Macy's Wants To Turn Hundreds Of Its Own Workers Into Fashion Influencers

Macy's is looking for influencers in its own ranks.

Macy's plans to turn hundreds of its own employees into fashion influencers for its brand.

The program, called the Macy's Style Crew, started as a small group of Macy's staff. Now the company is asking for applications from current employees in its corporate offices and stores who want to be fashion influencers on social media this spring, Macy's senior vice president of fashion, Cassandra Jones, told BuzzFeed News.

"When you're looking at a fashion blogger — who I love — they're very limited in niche," Jones told BuzzFeed News. "What's cool about opening it up is we have people all over the country that have incredible style or unique style ... that can make them unique influencers in their community."

Macy's will offer "tiers and rewards" to influencers in the program as credit for online sales. But the payment tiers have not been confirmed, said Jones.

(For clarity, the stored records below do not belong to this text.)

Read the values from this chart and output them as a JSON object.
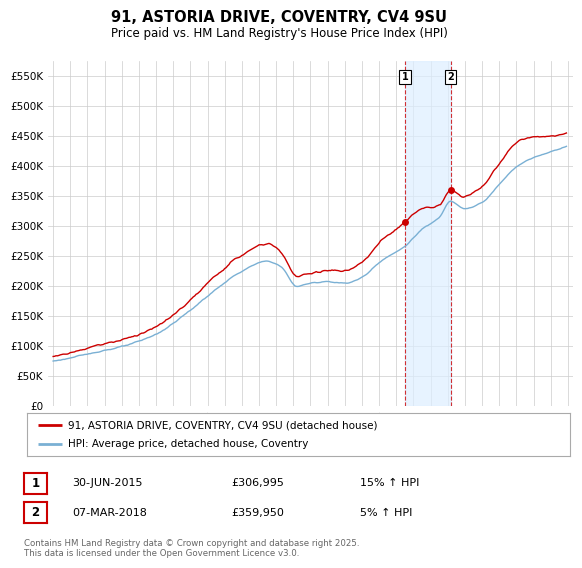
{
  "title": "91, ASTORIA DRIVE, COVENTRY, CV4 9SU",
  "subtitle": "Price paid vs. HM Land Registry's House Price Index (HPI)",
  "ylim": [
    0,
    575000
  ],
  "yticks": [
    0,
    50000,
    100000,
    150000,
    200000,
    250000,
    300000,
    350000,
    400000,
    450000,
    500000,
    550000
  ],
  "purchase1_price": 306995,
  "purchase2_price": 359950,
  "purchase1_year": 2015.5,
  "purchase2_year": 2018.17,
  "hpi_color": "#7ab0d4",
  "price_color": "#cc0000",
  "shade_color": "#ddeeff",
  "grid_color": "#cccccc",
  "background_color": "#ffffff",
  "legend_entry1": "91, ASTORIA DRIVE, COVENTRY, CV4 9SU (detached house)",
  "legend_entry2": "HPI: Average price, detached house, Coventry",
  "footer": "Contains HM Land Registry data © Crown copyright and database right 2025.\nThis data is licensed under the Open Government Licence v3.0.",
  "table_row1": [
    "1",
    "30-JUN-2015",
    "£306,995",
    "15% ↑ HPI"
  ],
  "table_row2": [
    "2",
    "07-MAR-2018",
    "£359,950",
    "5% ↑ HPI"
  ],
  "xstart": 1995,
  "xend": 2025
}
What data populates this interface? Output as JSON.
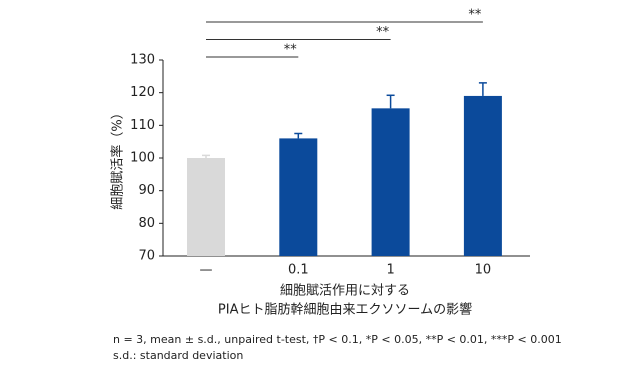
{
  "chart_data": {
    "type": "bar",
    "y_label": "細胞賦活率（%）",
    "x_label": [
      "細胞賦活作用に対する",
      "PIAヒト脂肪幹細胞由来エクソソームの影響"
    ],
    "categories": [
      "—",
      "0.1",
      "1",
      "10"
    ],
    "values": [
      100,
      106,
      115.2,
      119
    ],
    "errors": [
      0.8,
      1.5,
      4,
      4
    ],
    "colors": [
      "#d9d9d9",
      "#0b4a9b",
      "#0b4a9b",
      "#0b4a9b"
    ],
    "significance": [
      null,
      "**",
      "**",
      "**"
    ],
    "ylim": [
      70,
      130
    ],
    "yticks": [
      70,
      80,
      90,
      100,
      110,
      120,
      130
    ],
    "notes": [
      "n = 3, mean ± s.d., unpaired t-test, †P < 0.1, *P < 0.05, **P < 0.01, ***P < 0.001",
      "s.d.: standard deviation"
    ]
  }
}
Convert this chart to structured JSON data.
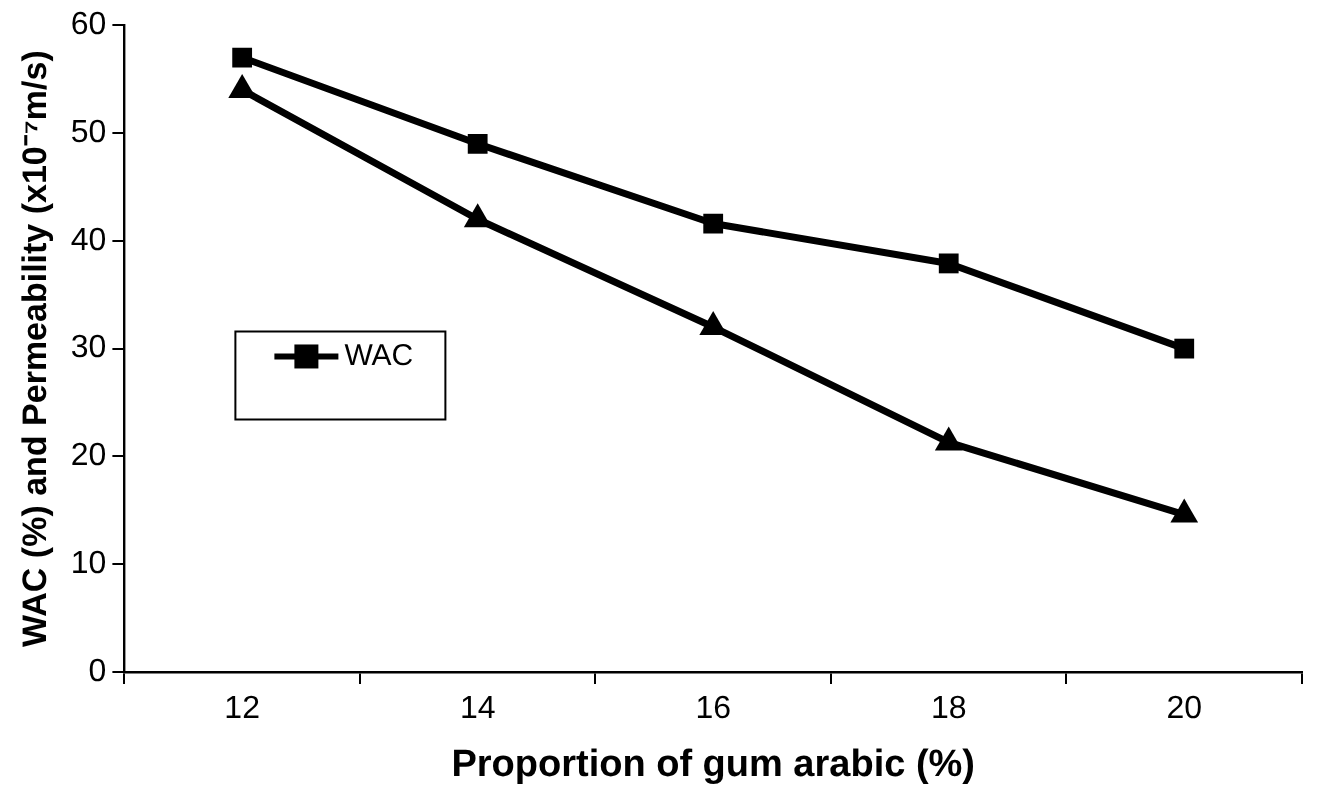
{
  "chart_data": {
    "type": "line",
    "xlabel": "Proportion of gum arabic (%)",
    "ylabel": "WAC (%) and Permeability (x10⁻⁷m/s)",
    "categories": [
      "12",
      "14",
      "16",
      "18",
      "20"
    ],
    "ylim": [
      0,
      60
    ],
    "yticks": [
      0,
      10,
      20,
      30,
      40,
      50,
      60
    ],
    "grid": false,
    "legend": "left",
    "line_style": "solid",
    "series": [
      {
        "name": "WAC",
        "color": "#000000",
        "marker": "square",
        "values": [
          57,
          49,
          41.6,
          37.9,
          30
        ]
      },
      {
        "color": "#000000",
        "marker": "triangle",
        "values": [
          54,
          42,
          32,
          21.3,
          14.6
        ]
      }
    ]
  }
}
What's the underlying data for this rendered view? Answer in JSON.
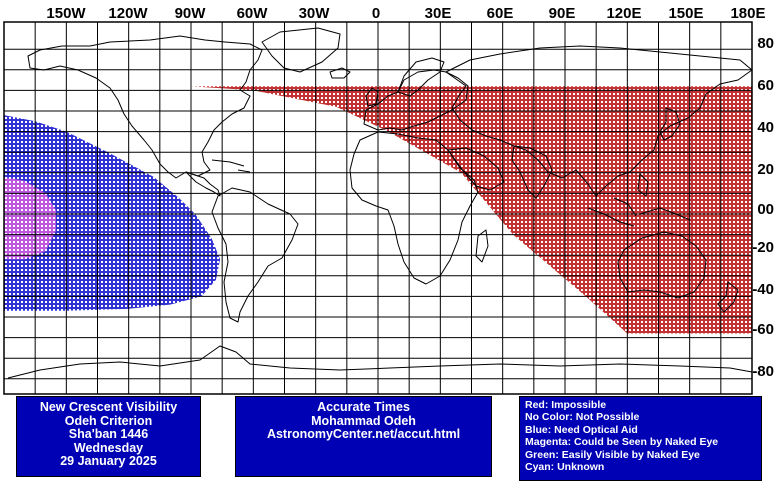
{
  "map": {
    "lon_labels": [
      "150W",
      "120W",
      "90W",
      "60W",
      "30W",
      "0",
      "30E",
      "60E",
      "90E",
      "120E",
      "150E",
      "180E"
    ],
    "lat_labels": [
      "80",
      "60",
      "40",
      "20",
      "00",
      "-20",
      "-40",
      "-60",
      "-80"
    ],
    "colors": {
      "impossible": "#b40000",
      "need_optical_aid": "#0000c8",
      "naked_eye": "#e060e0",
      "land_outline": "#000000",
      "grid": "#000000"
    },
    "zones": [
      {
        "name": "impossible",
        "color": "impossible",
        "polygon": [
          [
            -120,
            62
          ],
          [
            60,
            62
          ],
          [
            180,
            62
          ],
          [
            180,
            -58
          ],
          [
            120,
            -58
          ],
          [
            100,
            -40
          ],
          [
            65,
            -10
          ],
          [
            40,
            20
          ],
          [
            5,
            40
          ],
          [
            -20,
            52
          ],
          [
            -60,
            60
          ],
          [
            -90,
            62
          ],
          [
            -120,
            62
          ]
        ]
      },
      {
        "name": "need_optical_aid",
        "color": "need_optical_aid",
        "polygon": [
          [
            -180,
            48
          ],
          [
            -165,
            45
          ],
          [
            -150,
            40
          ],
          [
            -130,
            30
          ],
          [
            -108,
            18
          ],
          [
            -96,
            8
          ],
          [
            -88,
            0
          ],
          [
            -80,
            -12
          ],
          [
            -76,
            -22
          ],
          [
            -78,
            -32
          ],
          [
            -85,
            -40
          ],
          [
            -100,
            -44
          ],
          [
            -120,
            -46
          ],
          [
            -150,
            -47
          ],
          [
            -180,
            -47
          ]
        ]
      },
      {
        "name": "naked_eye",
        "color": "naked_eye",
        "polygon": [
          [
            -180,
            18
          ],
          [
            -170,
            16
          ],
          [
            -160,
            10
          ],
          [
            -155,
            2
          ],
          [
            -155,
            -8
          ],
          [
            -160,
            -18
          ],
          [
            -170,
            -22
          ],
          [
            -180,
            -22
          ]
        ]
      }
    ]
  },
  "panels": {
    "left": {
      "line1": "New Crescent Visibility",
      "line2": "Odeh Criterion",
      "line3": "Sha'ban 1446",
      "line4": "Wednesday",
      "line5": "29 January 2025"
    },
    "middle": {
      "line1": "Accurate Times",
      "line2": "Mohammad Odeh",
      "line3": "AstronomyCenter.net/accut.html"
    },
    "legend": [
      "Red: Impossible",
      "No Color: Not Possible",
      "Blue: Need Optical Aid",
      "Magenta: Could be Seen by Naked Eye",
      "Green: Easily Visible by Naked Eye",
      "Cyan: Unknown"
    ]
  }
}
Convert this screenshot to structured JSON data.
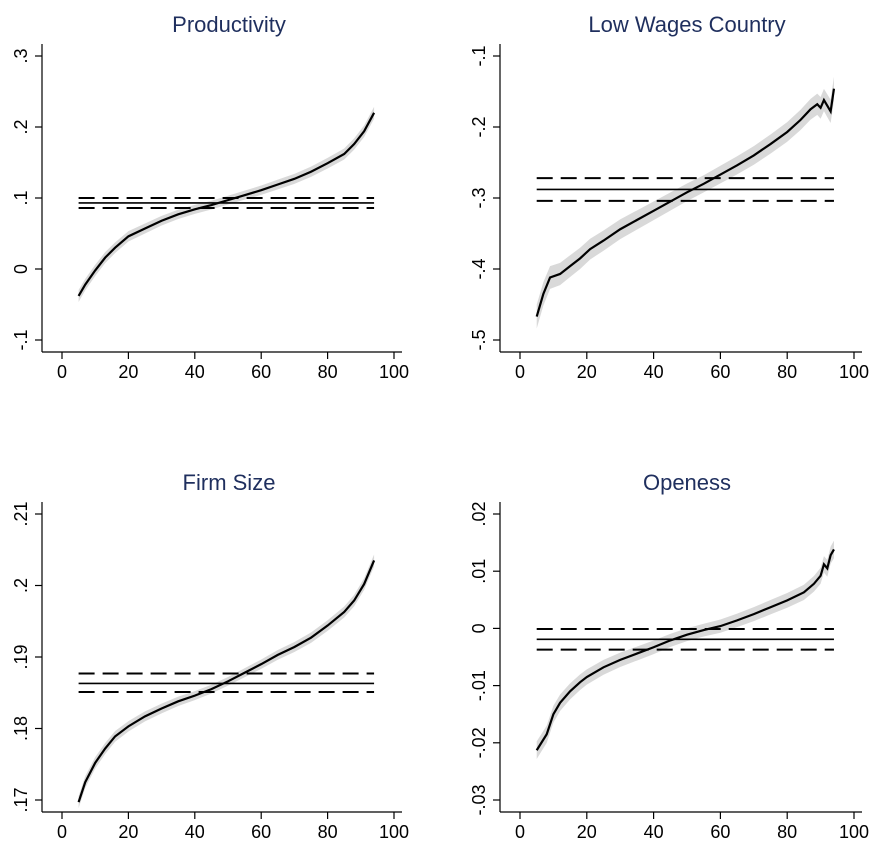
{
  "chart_data": [
    {
      "type": "line",
      "title": "Productivity",
      "xlabel": "",
      "ylabel": "",
      "xlim": [
        0,
        100
      ],
      "ylim": [
        -0.1,
        0.3
      ],
      "x_ticks": [
        0,
        20,
        40,
        60,
        80,
        100
      ],
      "x_tick_labels": [
        "0",
        "20",
        "40",
        "60",
        "80",
        "100"
      ],
      "y_ticks": [
        -0.1,
        0,
        0.1,
        0.2,
        0.3
      ],
      "y_tick_labels": [
        "-.1",
        "0",
        ".1",
        ".2",
        ".3"
      ],
      "series": [
        {
          "role": "quantile-estimate",
          "x": [
            5,
            7,
            10,
            13,
            16,
            20,
            25,
            30,
            35,
            40,
            45,
            50,
            55,
            60,
            65,
            70,
            75,
            80,
            85,
            88,
            91,
            94
          ],
          "y": [
            -0.038,
            -0.022,
            -0.002,
            0.016,
            0.03,
            0.046,
            0.057,
            0.068,
            0.077,
            0.084,
            0.09,
            0.097,
            0.104,
            0.111,
            0.119,
            0.127,
            0.137,
            0.149,
            0.162,
            0.176,
            0.194,
            0.22
          ]
        }
      ],
      "band_halfwidth": 0.006,
      "ols_estimate": 0.093,
      "ols_ci": [
        0.086,
        0.1
      ]
    },
    {
      "type": "line",
      "title": "Low Wages Country",
      "xlabel": "",
      "ylabel": "",
      "xlim": [
        0,
        100
      ],
      "ylim": [
        -0.5,
        -0.1
      ],
      "x_ticks": [
        0,
        20,
        40,
        60,
        80,
        100
      ],
      "x_tick_labels": [
        "0",
        "20",
        "40",
        "60",
        "80",
        "100"
      ],
      "y_ticks": [
        -0.5,
        -0.4,
        -0.3,
        -0.2,
        -0.1
      ],
      "y_tick_labels": [
        "-.5",
        "-.4",
        "-.3",
        "-.2",
        "-.1"
      ],
      "series": [
        {
          "role": "quantile-estimate",
          "x": [
            5,
            7,
            9,
            12,
            15,
            18,
            21,
            25,
            30,
            35,
            40,
            45,
            50,
            55,
            60,
            65,
            70,
            75,
            80,
            84,
            87,
            89,
            90,
            91,
            92,
            93,
            94
          ],
          "y": [
            -0.467,
            -0.435,
            -0.412,
            -0.407,
            -0.396,
            -0.385,
            -0.372,
            -0.36,
            -0.344,
            -0.331,
            -0.318,
            -0.305,
            -0.292,
            -0.28,
            -0.267,
            -0.254,
            -0.24,
            -0.224,
            -0.207,
            -0.19,
            -0.175,
            -0.168,
            -0.173,
            -0.162,
            -0.17,
            -0.178,
            -0.146
          ]
        }
      ],
      "band_halfwidth": 0.012,
      "ols_estimate": -0.288,
      "ols_ci": [
        -0.304,
        -0.272
      ]
    },
    {
      "type": "line",
      "title": "Firm Size",
      "xlabel": "",
      "ylabel": "",
      "xlim": [
        0,
        100
      ],
      "ylim": [
        0.17,
        0.21
      ],
      "x_ticks": [
        0,
        20,
        40,
        60,
        80,
        100
      ],
      "x_tick_labels": [
        "0",
        "20",
        "40",
        "60",
        "80",
        "100"
      ],
      "y_ticks": [
        0.17,
        0.18,
        0.19,
        0.2,
        0.21
      ],
      "y_tick_labels": [
        ".17",
        ".18",
        ".19",
        ".2",
        ".21"
      ],
      "series": [
        {
          "role": "quantile-estimate",
          "x": [
            5,
            7,
            10,
            13,
            16,
            20,
            25,
            30,
            35,
            40,
            45,
            50,
            55,
            60,
            65,
            70,
            75,
            80,
            85,
            88,
            91,
            94
          ],
          "y": [
            0.1697,
            0.1725,
            0.1752,
            0.1772,
            0.1789,
            0.1803,
            0.1817,
            0.1828,
            0.1838,
            0.1846,
            0.1855,
            0.1866,
            0.1878,
            0.189,
            0.1903,
            0.1914,
            0.1927,
            0.1944,
            0.1963,
            0.1979,
            0.2002,
            0.2035
          ]
        }
      ],
      "band_halfwidth": 0.0006,
      "ols_estimate": 0.1863,
      "ols_ci": [
        0.1851,
        0.1877
      ]
    },
    {
      "type": "line",
      "title": "Openess",
      "xlabel": "",
      "ylabel": "",
      "xlim": [
        0,
        100
      ],
      "ylim": [
        -0.03,
        0.02
      ],
      "x_ticks": [
        0,
        20,
        40,
        60,
        80,
        100
      ],
      "x_tick_labels": [
        "0",
        "20",
        "40",
        "60",
        "80",
        "100"
      ],
      "y_ticks": [
        -0.03,
        -0.02,
        -0.01,
        0,
        0.01,
        0.02
      ],
      "y_tick_labels": [
        "-.03",
        "-.02",
        "-.01",
        "0",
        ".01",
        ".02"
      ],
      "series": [
        {
          "role": "quantile-estimate",
          "x": [
            5,
            8,
            10,
            12,
            15,
            18,
            20,
            25,
            30,
            35,
            40,
            45,
            50,
            55,
            60,
            65,
            70,
            75,
            80,
            85,
            88,
            90,
            91,
            92,
            93,
            94
          ],
          "y": [
            -0.0213,
            -0.0185,
            -0.015,
            -0.013,
            -0.011,
            -0.0094,
            -0.0085,
            -0.0068,
            -0.0055,
            -0.0044,
            -0.0033,
            -0.0021,
            -0.0011,
            -0.0003,
            0.0004,
            0.0014,
            0.0025,
            0.0037,
            0.0049,
            0.0063,
            0.0078,
            0.0092,
            0.0112,
            0.0105,
            0.0128,
            0.0138
          ]
        }
      ],
      "band_halfwidth": 0.0011,
      "ols_estimate": -0.0019,
      "ols_ci": [
        -0.0037,
        -0.0001
      ]
    }
  ]
}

The company is prepared to roll out anywhere between a "few hundred to a couple thousand" influencers, she said. While Macy's is currently only taking internal applications for influencer positions, it plans to open the program to people outside of the company once it has finalized the program.

"It's game-changing as it moves along," said Jones.

Before it started looking for influencers in its own ranks, Macy's worked with social media influencers for years. In 2015, the company partnered with YouTube style vloggers Claire Marshall, Jenn Im, Shameless Maya, P’Trique, and Amy Pham, plus Maker Studios, over an eight-week “The Next Style Star” contest. The series pitted 16 designers against one another for a chance to win $10,000 and have their work displayed in Macy’s flagship New York store. In 2016, Macy's launched a social media campaign with the hashtag #SettingTheBar, which was aimed at highlighting millennials who create their own styles using the company's private label, Bar III.

And just last week, Macy's partnered with Wendy Nguyen of Wendy’s Lookbook and other influencers to promote its #FindRemarkable campaign. The influencers chatted about fashion tips and the company's clothing in an Instagram Live video.

Jones said the program is aimed at leveraging the company's current trove of fashion-savvy employees. But the move may also cut the cost of acquiring and paying social media influencers outside of the company. A report in Digiday in June estimated that Instagram influencers can be paid $1,000 per 100,000 followers for a promotional campaign.

The program also comes as Macy's plans to close 34 more stores this year as pressure from online retailers like Amazon compel it to downsize its brick-and-mortar presence. It has closed 124 stores since 2015.